# Need advice re Air Purifier



## Hassli (Feb 7, 2011)

Hi there...

Me and my husband is looking for an air purifier.. We have three cats and one bedroom hall. We went to carrefour and sharaf and found out some brands such as LG, Sharp, Panasonic, Comway, Samsung.... Etc
I got confused with all the specifications ( humidifier, ionizer, plasmaion, sensor, hepafilters etc ) and the prices ranges from 1000 to 2700 dirhams... 
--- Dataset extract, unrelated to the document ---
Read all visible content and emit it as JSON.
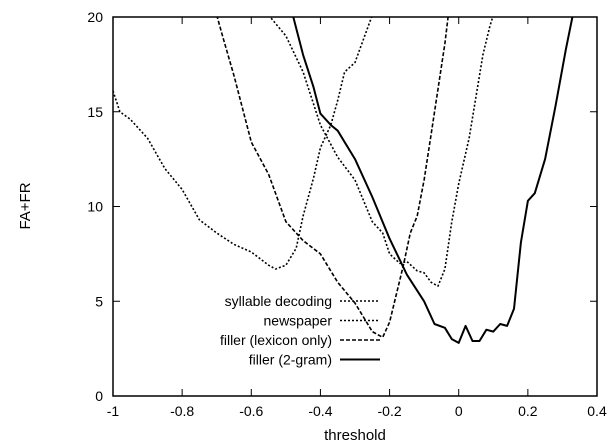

Can somebody give me theire experience with air purifier, what is the best model and best brand (includes those brand mentioned above) We can purchase 

Thanks a lot


----------



## Rainmaker (Oct 11, 2008)

Hassli said:


> Hi there...
> 
> Me and my husband is looking for an air purifier.. We have three cats and one bedroom hall. We went to carrefour and sharaf and found out some brands such as LG, Sharp, Panasonic, Comway, Samsung.... Etc
> I got confused with all the specifications ( humidifier, ionizer, plasmaion, sensor, hepafilters etc ) and the prices ranges from 1000 to 2700 dirhams...
> ...


Most air purifiers come with ionizers nowadays. Water is broken into air molecules which carry ions, electric charges with them. They catch all particles in the air and thereby clean the air. Go for plasma type, as they are believed to emit less ozone. And most air purifiers are coming with smell and dust sensors. I personally bought sharp. Put it in my bedroom. To be honest, don't see any difference. Maybe because I don't have pets and allergy to anything...

Sent from my iPad using ExpatForum


----------



## PolarBear (Jul 12, 2010)

*3M*



Hassli said:


> Hi there...
> 
> Me and my husband is looking for an air purifier.. We have three cats and one bedroom hall. We went to carrefour and sharaf and found out some brands such as LG, Sharp, Panasonic, Comway, Samsung.... Etc
> I got confused with all the specifications ( humidifier, ionizer, plasmaion, sensor, hepafilters etc ) and the prices ranges from 1000 to 2700 dirhams...
> ...


The 3M filtretes have worked well for me. The filters have to be replaced, but you can immediately see the effectiveness. The drawback is that they can be quite noisy, and the filters can be hard to come by. The cheapest I have found for both has been ACE hardware, and although the filters are not always in stock they are usually good about ordering them for me.

Good luck!


----------



## Hassli (Feb 7, 2011)

Thanks a lot... I go for sharp


----------